By Dan Parsons
Engineers at the Los Alamos National Laboratory continue to upgrade the ventilation system at the plutonium pit production facility after two separate incidents where the system failed to blow contaminated air away from clean rooms where employees were working.
The most recent failure occurred on Aug. 22, when ventilation in the Plutonium Facility, called PF-4, experienced a loss of differential pressure between dirtier areas where radioactive material is allowed to be and cleaner areas where people work.
All personnel were evacuated from the affected areas in Technical Area 55 in Building 4. The plant was shut down for a day while engineers diagnosed the problem and found a solution. Normal pressures were restored to the south half of the facility several hours later through manual control, allowing regular access to that portion of the building. The northern wings remained restricted as personnel continued troubleshooting efforts until the evening of Aug. 31.
“There was never any risk to the workers, the community, or the environment,” a LANL spokesperson told the Exchange Monitor. “As with any mechanical system, components sometimes fail. We strive to minimize component failure through planned maintenance which is designed to improve system operability, reliability, availability, and maintainability.”
NNSA has spent “tens of millions of dollars” over the past decade to repair and upgrade the ventilation systems at PF-4, the LANL spokesperson said. They declined to provide a specific cost or timeline for the remaining work.
“We have been upgrading the ventilation system and other safety systems to replace aging or obsolete components,” the spokesperson said. “System engineers are assigned to all nuclear safety systems in PF-4. They track system performance through system health reports, identify necessary spare parts, and oversee maintenance on their systems.”

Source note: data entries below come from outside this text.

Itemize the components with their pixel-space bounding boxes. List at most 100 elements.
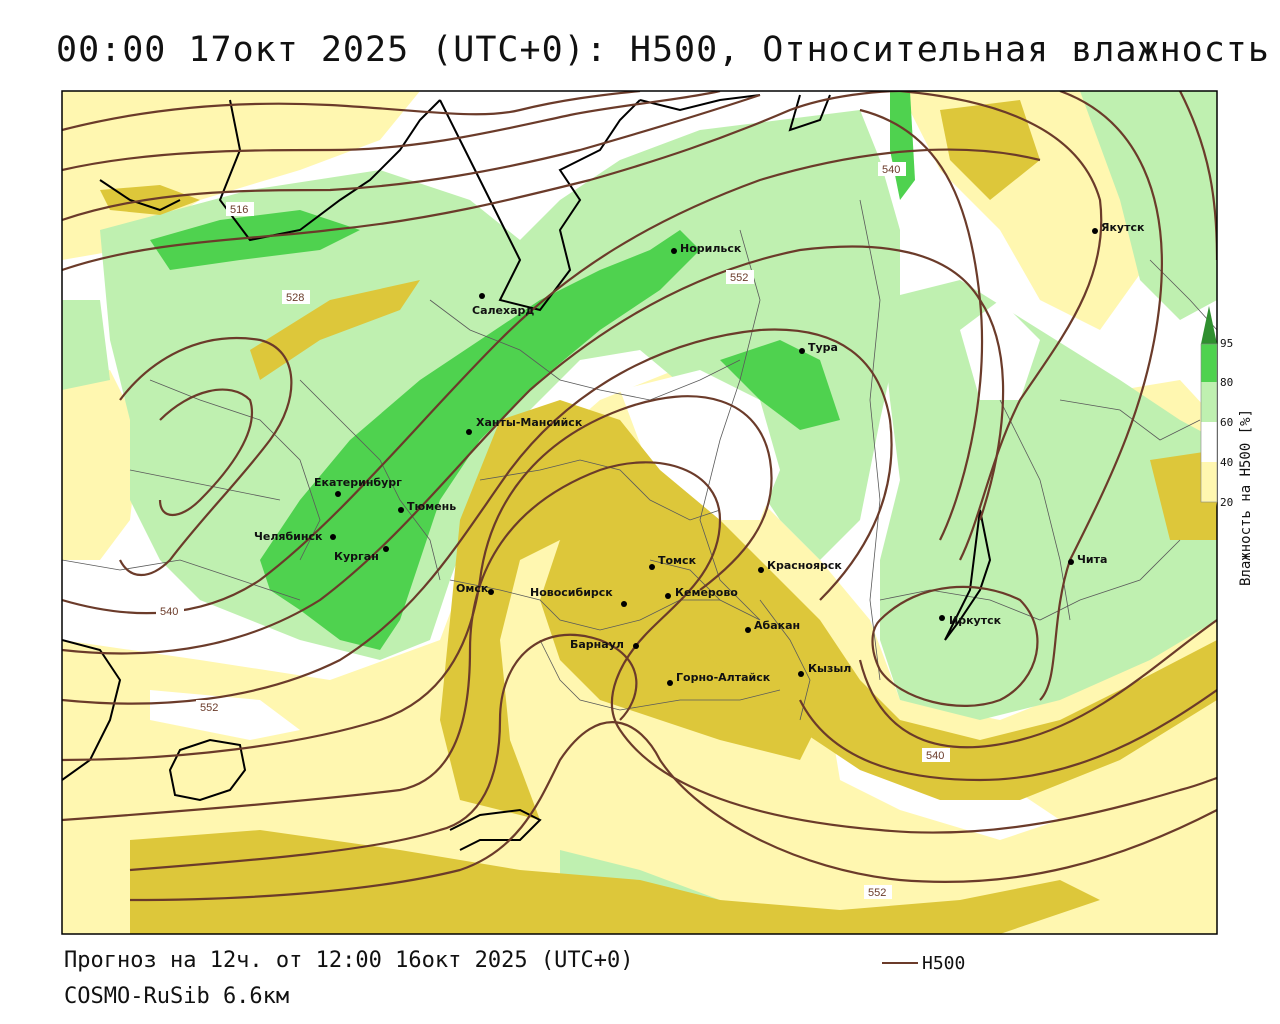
svg-text:Томск: Томск [658, 554, 697, 567]
colorbar-80-95 [1201, 344, 1217, 382]
colorbar-tick: 20 [1220, 496, 1233, 509]
cities: Норильск Якутск Салехард Тура Ханты-Манс… [254, 221, 1145, 686]
humidity-lt20-area [130, 830, 1100, 934]
city-omsk: Омск [456, 582, 494, 595]
h500-contour [129, 633, 638, 872]
h500-contour [62, 461, 1217, 834]
lake-baikal [944, 509, 992, 641]
colorbar-40-60 [1201, 422, 1217, 462]
svg-text:Горно-Алтайск: Горно-Алтайск [676, 671, 771, 684]
city-yakutsk: Якутск [1092, 221, 1145, 234]
colorbar-60-80 [1201, 382, 1217, 422]
region-border [479, 459, 721, 521]
h500-contour [119, 336, 293, 576]
city-barnaul: Барнаул [570, 638, 639, 651]
humidity-80-95-area [260, 230, 700, 650]
city-khanty-mansiysk: Ханты-Мансийск [466, 416, 583, 435]
h500-contour [62, 91, 901, 272]
svg-text:Тура: Тура [808, 341, 838, 354]
lake-coast [449, 808, 542, 851]
contour-label: 552 [868, 887, 886, 899]
contour-label-bg [878, 162, 906, 176]
svg-text:Тюмень: Тюмень [407, 500, 456, 513]
city-abakan: Абакан [745, 619, 800, 633]
colorbar-tick: 40 [1220, 456, 1233, 469]
h500-contours [62, 91, 1217, 902]
forecast-info: Прогноз на 12ч. от 12:00 16окт 2025 (UTC… [64, 948, 634, 973]
contour-legend-line [882, 962, 918, 964]
h500-contour [1039, 91, 1163, 701]
model-name: COSMO-RuSib 6.6км [64, 984, 290, 1009]
svg-text:Красноярск: Красноярск [767, 559, 842, 572]
coastline [788, 94, 831, 132]
contour-labels: 516 528 540 552 540 552 540 552 [156, 162, 950, 899]
city-tyumen: Тюмень [398, 500, 456, 513]
humidity-lt20-area [440, 400, 1217, 820]
svg-text:Абакан: Абакан [754, 619, 800, 632]
svg-text:Иркутск: Иркутск [949, 614, 1002, 627]
h500-contour [62, 91, 721, 172]
svg-text:Кемерово: Кемерово [675, 586, 738, 599]
h500-contour [859, 108, 984, 541]
coastline [62, 639, 122, 781]
city-tura: Тура [799, 341, 838, 354]
city-yekaterinburg: Екатеринбург [314, 476, 402, 497]
contour-label-bg [864, 885, 892, 899]
svg-text:Салехард: Салехард [472, 304, 534, 317]
humidity-20-40-area [62, 370, 140, 560]
lake-coast [168, 738, 247, 802]
h500-contour [899, 91, 1103, 561]
coastline [218, 99, 441, 242]
contour-label: 516 [230, 204, 248, 216]
city-kemerovo: Кемерово [665, 586, 738, 599]
region-border [62, 559, 301, 601]
svg-text:Барнаул: Барнаул [570, 638, 624, 651]
humidity-60-80-area [62, 300, 110, 390]
colorbar-lt20 [1201, 502, 1217, 540]
city-norilsk: Норильск [671, 242, 742, 255]
contour-label-bg [922, 748, 950, 762]
region-border [859, 199, 881, 681]
contour-label: 540 [882, 164, 900, 176]
humidity-lt20-area [540, 540, 820, 760]
h500-contour [62, 93, 761, 222]
map-title: 00:00 17окт 2025 (UTC+0): H500, Относите… [56, 30, 1270, 70]
colorbar-tick: 60 [1220, 416, 1233, 429]
region-border [449, 579, 720, 631]
humidity-60-80-area [880, 280, 1217, 720]
city-salekhard: Салехард [472, 293, 534, 317]
h500-contour [871, 585, 1039, 707]
h500-contour [62, 245, 1005, 655]
region-border [699, 229, 761, 621]
city-kyzyl: Кызыл [798, 662, 851, 677]
contour-label: 540 [926, 750, 944, 762]
colorbar-tick: 95 [1220, 337, 1233, 350]
region-border [539, 639, 781, 711]
contour-label-bg [226, 202, 254, 216]
h500-contour [62, 328, 893, 705]
humidity-colorbar: 95 80 60 40 20 [1200, 306, 1233, 540]
h500-contour [129, 721, 1217, 902]
h500-contour [858, 619, 1217, 749]
svg-text:Челябинск: Челябинск [254, 530, 323, 543]
coastline [639, 94, 761, 112]
h500-contour [158, 388, 253, 516]
colorbar-20-40 [1201, 462, 1217, 502]
contour-label: 552 [200, 702, 218, 714]
region-border [759, 599, 811, 721]
svg-text:Якутск: Якутск [1101, 221, 1145, 234]
region-border [299, 379, 441, 581]
humidity-80-95-area [720, 340, 840, 430]
svg-text:Чита: Чита [1077, 553, 1107, 566]
svg-text:Омск: Омск [456, 582, 489, 595]
humidity-40-60-area [150, 690, 300, 740]
city-gorno-altaysk: Горно-Алтайск [667, 671, 771, 686]
contour-label-bg [726, 270, 754, 284]
svg-text:Новосибирск: Новосибирск [530, 586, 613, 599]
region-border [429, 299, 741, 401]
contour-label-bg [196, 700, 224, 714]
city-chelyabinsk: Челябинск [254, 530, 336, 543]
h500-contour [62, 148, 1041, 615]
humidity-60-80-area [1080, 91, 1217, 320]
city-novosibirsk: Новосибирск [530, 586, 627, 607]
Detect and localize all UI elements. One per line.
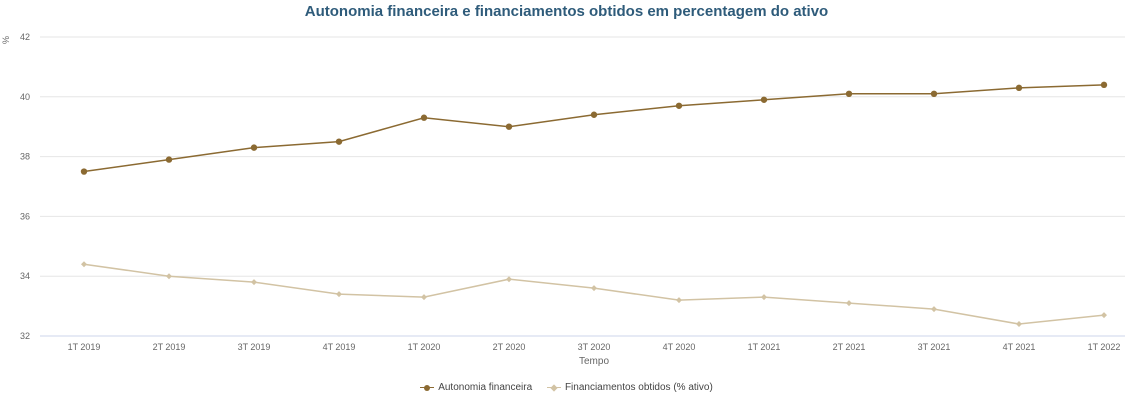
y-tick-label: 42 — [20, 32, 30, 42]
x-tick-label: 2T 2021 — [833, 342, 866, 352]
axes: 32 34 36 38 40 42% 1T 2019 2T 2019 3T 2019 4T 201… — [1, 32, 1125, 367]
data-point — [1100, 81, 1108, 89]
x-tick-label: 1T 2021 — [748, 342, 781, 352]
y-tick-label: 36 — [20, 211, 30, 221]
x-tick-label: 3T 2020 — [578, 342, 611, 352]
data-point — [81, 261, 87, 268]
x-tick-label: 4T 2020 — [663, 342, 696, 352]
series-line — [83, 84, 1105, 173]
data-point — [760, 96, 768, 103]
data-point — [506, 276, 512, 283]
x-tick-label: 1T 2020 — [408, 342, 441, 352]
x-tick-label: 3T 2019 — [238, 342, 271, 352]
x-tick-label: 2T 2019 — [153, 342, 186, 352]
x-tick-label: 3T 2021 — [918, 342, 951, 352]
data-point — [675, 102, 683, 109]
legend-label: Financiamentos obtidos (% ativo) — [564, 382, 713, 393]
data-point — [251, 279, 257, 286]
data-point — [676, 297, 682, 304]
legend-marker-circle-icon — [420, 384, 435, 392]
data-point — [250, 144, 258, 151]
data-point — [1016, 321, 1022, 328]
legend-item-autonomia[interactable]: Autonomia financeira — [420, 382, 532, 393]
legend-item-financiamentos[interactable]: Financiamentos obtidos (% ativo) — [546, 382, 713, 393]
y-tick-label: 40 — [20, 92, 30, 102]
data-point — [930, 90, 938, 98]
data-point — [336, 291, 342, 298]
grid-lines — [40, 36, 1125, 277]
x-tick-label: 4T 2019 — [323, 342, 356, 352]
y-tick-label: 34 — [20, 271, 30, 281]
data-point — [846, 300, 852, 307]
legend-label: Autonomia financeira — [438, 382, 533, 393]
x-axis-title: Tempo — [579, 356, 609, 367]
data-point — [845, 90, 853, 98]
series — [80, 81, 1108, 328]
x-tick-label: 4T 2021 — [1003, 342, 1036, 352]
series-line — [83, 263, 1105, 325]
data-point — [931, 306, 937, 313]
legend: Autonomia financeira Financiamentos obti… — [0, 382, 1133, 395]
y-tick-label: 38 — [20, 152, 30, 162]
data-point — [421, 294, 427, 301]
data-point — [505, 123, 513, 130]
data-point — [166, 273, 172, 280]
data-point — [761, 294, 767, 301]
data-point — [1101, 312, 1107, 319]
data-point — [590, 111, 598, 118]
data-point — [80, 168, 88, 175]
y-axis-label: % — [1, 36, 11, 44]
x-tick-label: 1T 2019 — [68, 342, 101, 352]
chart-title: Autonomia financeira e financiamentos ob… — [304, 3, 829, 20]
x-tick-label: 1T 2022 — [1088, 342, 1121, 352]
data-point — [165, 156, 173, 163]
data-point — [420, 114, 428, 121]
data-point — [591, 285, 597, 292]
data-point — [335, 138, 343, 145]
data-point — [1015, 84, 1023, 92]
legend-marker-diamond-icon — [546, 383, 561, 392]
y-tick-label: 32 — [20, 331, 30, 341]
x-tick-label: 2T 2020 — [493, 342, 526, 352]
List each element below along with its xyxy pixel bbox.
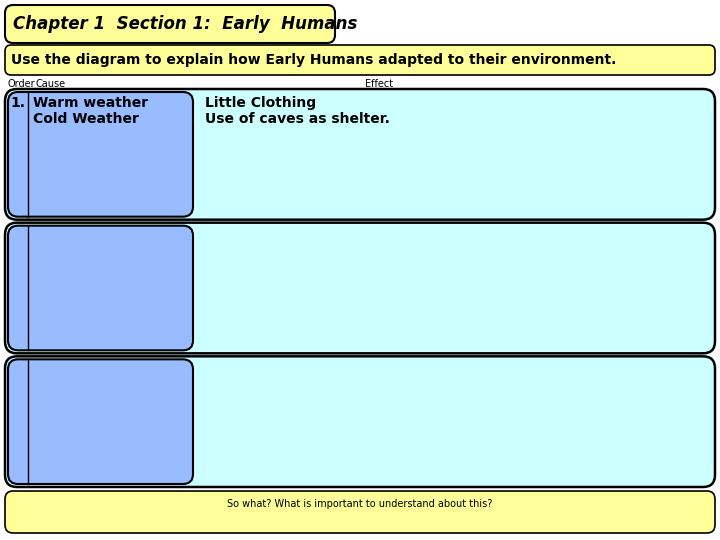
Text: Little Clothing
Use of caves as shelter.: Little Clothing Use of caves as shelter. — [205, 96, 390, 126]
Text: 1.: 1. — [11, 96, 25, 110]
Text: Order: Order — [7, 79, 35, 89]
Text: Effect: Effect — [365, 79, 393, 89]
FancyBboxPatch shape — [8, 226, 193, 350]
FancyBboxPatch shape — [5, 491, 715, 533]
Text: Cause: Cause — [35, 79, 65, 89]
FancyBboxPatch shape — [8, 92, 193, 217]
Text: So what? What is important to understand about this?: So what? What is important to understand… — [228, 498, 492, 509]
FancyBboxPatch shape — [8, 359, 193, 484]
FancyBboxPatch shape — [5, 222, 715, 353]
Text: Chapter 1  Section 1:  Early  Humans: Chapter 1 Section 1: Early Humans — [13, 15, 357, 33]
FancyBboxPatch shape — [5, 45, 715, 75]
FancyBboxPatch shape — [5, 5, 335, 43]
Text: Use the diagram to explain how Early Humans adapted to their environment.: Use the diagram to explain how Early Hum… — [11, 53, 616, 67]
FancyBboxPatch shape — [5, 356, 715, 487]
Text: Warm weather
Cold Weather: Warm weather Cold Weather — [33, 96, 148, 126]
FancyBboxPatch shape — [5, 89, 715, 220]
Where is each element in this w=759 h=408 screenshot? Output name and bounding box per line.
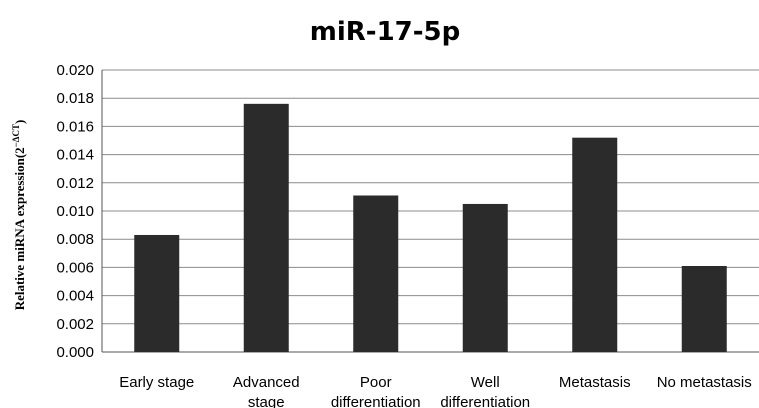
chart-title: miR-17-5p — [310, 17, 461, 47]
y-tick-label: 0.016 — [56, 118, 94, 135]
y-axis-label-group: Relative miRNA expression(2−ΔCT) — [11, 120, 27, 311]
bar — [353, 195, 399, 352]
y-tick-label: 0.014 — [56, 147, 94, 164]
y-axis-label-close: ) — [12, 120, 27, 124]
x-tick-label: differentiation — [331, 394, 421, 408]
y-tick-label: 0.012 — [56, 175, 94, 192]
x-tick-label: Early stage — [119, 374, 194, 391]
x-tick-label: No metastasis — [657, 374, 752, 391]
y-tick-label: 0.006 — [56, 259, 94, 276]
y-tick-label: 0.004 — [56, 288, 94, 305]
x-tick-label: Well — [471, 374, 500, 391]
y-axis-label-superscript: −ΔCT — [11, 124, 21, 147]
bar — [243, 103, 289, 352]
bars — [134, 103, 727, 352]
x-tick-label: Metastasis — [559, 374, 631, 391]
bar — [134, 234, 180, 352]
x-tick-label: Poor — [360, 374, 392, 391]
x-tick-label: Advanced — [233, 374, 300, 391]
gridlines — [101, 69, 759, 353]
y-tick-label: 0.020 — [56, 62, 94, 79]
y-axis-label: Relative miRNA expression(2−ΔCT) — [11, 120, 27, 311]
y-tick-label: 0.010 — [56, 203, 94, 220]
x-tick-label: differentiation — [440, 394, 530, 408]
bar — [681, 265, 727, 352]
bar — [462, 203, 508, 352]
y-tick-labels: 0.000 0.002 0.004 0.006 0.008 0.010 0.012 0.014… — [56, 62, 94, 361]
bar — [572, 137, 618, 352]
y-tick-label: 0.018 — [56, 90, 94, 107]
y-tick-label: 0.002 — [56, 316, 94, 333]
y-tick-label: 0.008 — [56, 231, 94, 248]
y-tick-label: 0.000 — [56, 344, 94, 361]
x-tick-label: stage — [248, 394, 285, 408]
x-tick-labels: Early stage Advanced stage Poor differentiat… — [119, 374, 752, 408]
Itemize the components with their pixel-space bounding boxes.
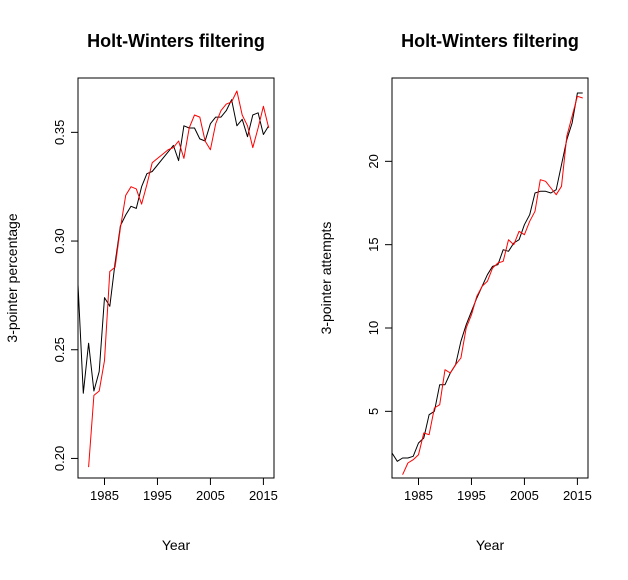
left-y-axis-label: 3-pointer percentage	[4, 213, 20, 342]
right-chart-panel: Holt-Winters filtering Year 3-pointer at…	[318, 31, 592, 553]
left-y-tick-label: 0.25	[52, 337, 67, 362]
left-x-axis-label: Year	[162, 537, 191, 553]
right-x-axis-label: Year	[476, 537, 505, 553]
right-y-tick-label: 10	[366, 321, 381, 335]
left-chart-panel: Holt-Winters filtering Year 3-pointer pe…	[4, 31, 278, 553]
left-chart-title: Holt-Winters filtering	[87, 31, 265, 51]
right-chart-title: Holt-Winters filtering	[401, 31, 579, 51]
right-y-tick-label: 20	[366, 154, 381, 168]
left-fitted-series-line	[88, 90, 270, 468]
left-observed-series-line	[77, 99, 270, 394]
right-plot-frame	[391, 77, 589, 479]
left-plot-frame	[77, 77, 275, 479]
left-x-tick-label: 1985	[90, 488, 119, 503]
left-x-tick-label: 2005	[196, 488, 225, 503]
left-y-tick-label: 0.35	[52, 120, 67, 145]
right-y-tick-label: 5	[366, 408, 381, 415]
right-y-axis-label: 3-pointer attempts	[318, 222, 334, 335]
right-x-tick-label: 1995	[457, 488, 486, 503]
left-x-tick-label: 1995	[143, 488, 172, 503]
left-x-tick-label: 2015	[249, 488, 278, 503]
left-y-tick-label: 0.20	[52, 446, 67, 471]
right-fitted-series-line	[402, 95, 583, 475]
right-observed-series-line	[391, 92, 583, 462]
right-x-tick-label: 2015	[563, 488, 592, 503]
right-x-tick-label: 1985	[404, 488, 433, 503]
right-y-tick-label: 15	[366, 237, 381, 251]
left-y-tick-label: 0.30	[52, 228, 67, 253]
right-x-tick-label: 2005	[510, 488, 539, 503]
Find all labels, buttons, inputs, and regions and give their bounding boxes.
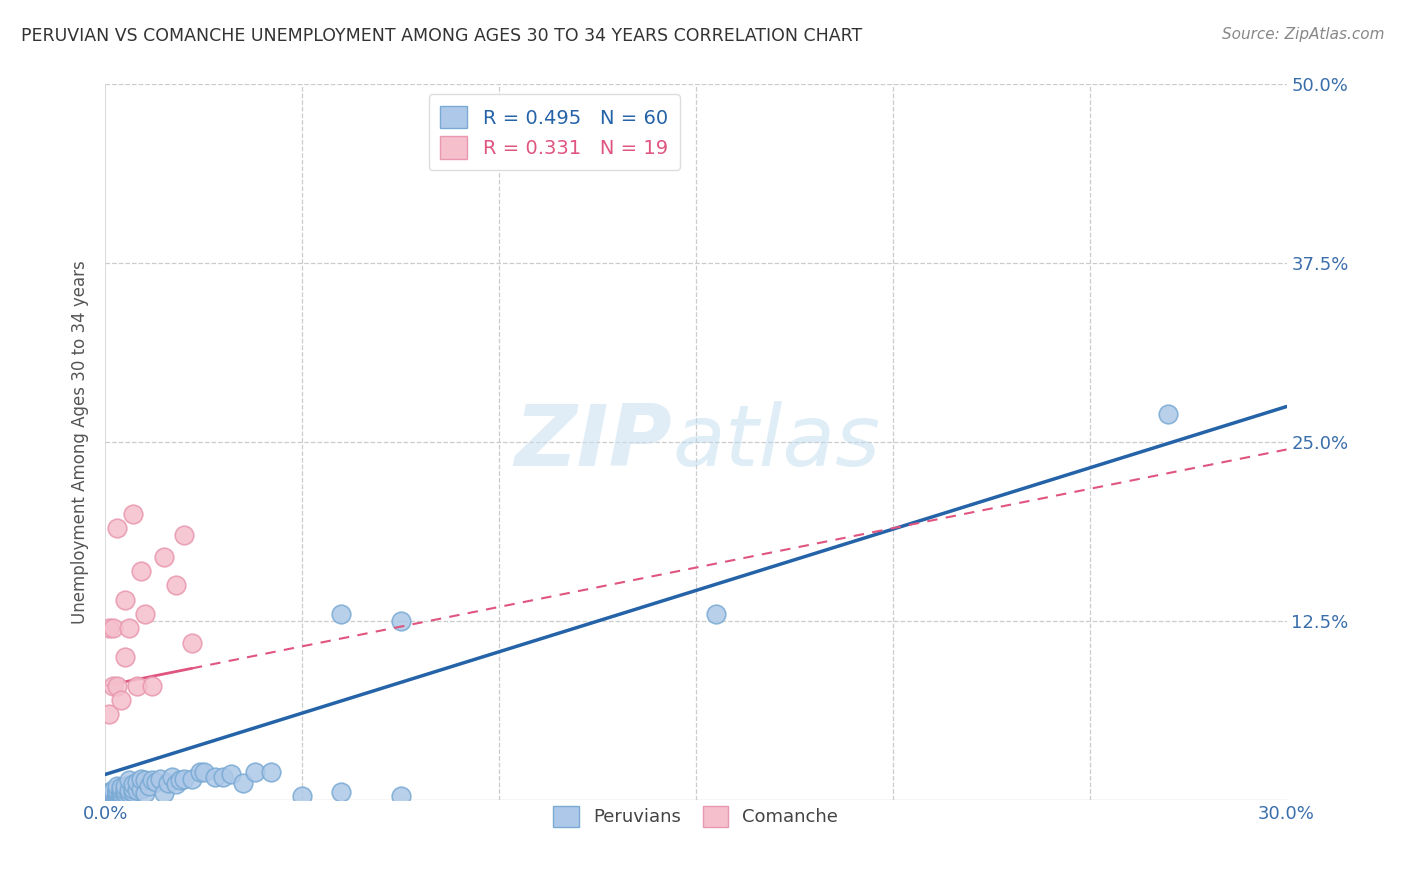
Point [157,776,180,790]
Point [105,521,128,535]
Point [105,788,128,802]
Point [204,770,226,784]
Point [291,789,314,803]
Text: Source: ZipAtlas.com: Source: ZipAtlas.com [1222,27,1385,42]
Point [110,789,132,803]
Point [101,788,124,802]
Point [98,788,121,802]
Point [259,764,281,779]
Point [153,549,176,564]
Point [134,786,156,800]
Point [188,764,211,779]
Point [121,781,143,796]
Point [519,135,541,149]
Point [243,764,266,779]
Legend: Peruvians, Comanche: Peruvians, Comanche [547,799,845,834]
Point [173,528,195,542]
Point [98,622,121,636]
Point [232,776,254,790]
Text: PERUVIAN VS COMANCHE UNEMPLOYMENT AMONG AGES 30 TO 34 YEARS CORRELATION CHART: PERUVIAN VS COMANCHE UNEMPLOYMENT AMONG … [21,27,862,45]
Point [141,679,163,693]
Point [110,783,132,797]
Point [1157,407,1180,421]
Point [114,783,136,797]
Point [98,707,121,722]
Point [98,784,121,798]
Text: atlas: atlas [672,401,880,483]
Point [129,772,152,786]
Point [160,770,183,784]
Point [165,578,187,592]
Point [110,788,132,802]
Point [145,774,167,789]
Y-axis label: Unemployment Among Ages 30 to 34 years: Unemployment Among Ages 30 to 34 years [72,260,89,624]
Point [180,636,202,650]
Point [105,783,128,797]
Point [114,592,136,607]
Point [193,764,215,779]
Point [704,607,727,621]
Point [110,780,132,795]
Point [114,650,136,665]
Point [105,786,128,800]
Point [118,622,141,636]
Point [114,788,136,802]
Point [134,607,156,621]
Point [173,772,195,786]
Text: ZIP: ZIP [515,401,672,483]
Point [101,789,124,803]
Point [125,783,148,797]
Point [153,786,176,800]
Point [114,786,136,800]
Point [114,779,136,793]
Point [121,777,143,791]
Point [149,772,172,786]
Point [101,679,124,693]
Point [165,777,187,791]
Point [118,786,141,800]
Point [118,773,141,788]
Point [134,773,156,788]
Point [330,607,353,621]
Point [101,622,124,636]
Point [98,786,121,800]
Point [110,693,132,707]
Point [118,783,141,797]
Point [129,564,152,578]
Point [101,783,124,797]
Point [105,784,128,798]
Point [169,773,191,788]
Point [138,779,160,793]
Point [219,767,242,781]
Point [98,789,121,803]
Point [110,786,132,800]
Point [101,786,124,800]
Point [389,614,412,628]
Point [105,779,128,793]
Point [330,784,353,798]
Point [121,507,143,521]
Point [389,789,412,803]
Point [105,679,128,693]
Point [125,774,148,789]
Point [101,784,124,798]
Point [125,679,148,693]
Point [129,781,152,796]
Point [212,770,235,784]
Point [141,773,163,788]
Point [121,784,143,798]
Point [105,789,128,803]
Point [180,772,202,786]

As with all federal facilities where radioactive materials are handled, PF-4’s ventilation system is configured to blow radioactive particles away from areas where it is unsafe for them to be suspended in the air. It is rare for the systems to fail, but a similar event occurred in March, according to LANL and a Defense Nuclear Facilities Safety Board (DNFSB) memo published in September.
In both cases, the failures were attributed to dampers that control the flow of air through the system, the DNFSB found. The March incident occurred when the actuators that control the dampers failed. In August, water accumulated in the air system, causing a similar failure of the positioners that control the damper actuators. Those components were replaced with parts found elsewhere in the plant but are no longer in use, according to the DNFSB.
A subsequent inspection of the ventilation system found several components that were either shut down or inoperable, including systems designed to condense moisture and remove it from the system to avoid water accumulation issues. One moisture analyzer was out of service for several months for lack of spare parts but was repaired and reactivated just two days before the August incident.
That inspection also found that ductwork and other components of the safety-significant system did not meet standards for performance in an earthquake or other seismic event. Those portions of the system were not previously upgraded because of “high cost and low safety benefit,” the DNFSB found. That specific ductwork is designed to protect workers inside the facility. It is not part of the boundary that keeps radioactive particles from leaving the facility and harming the public during seismic events.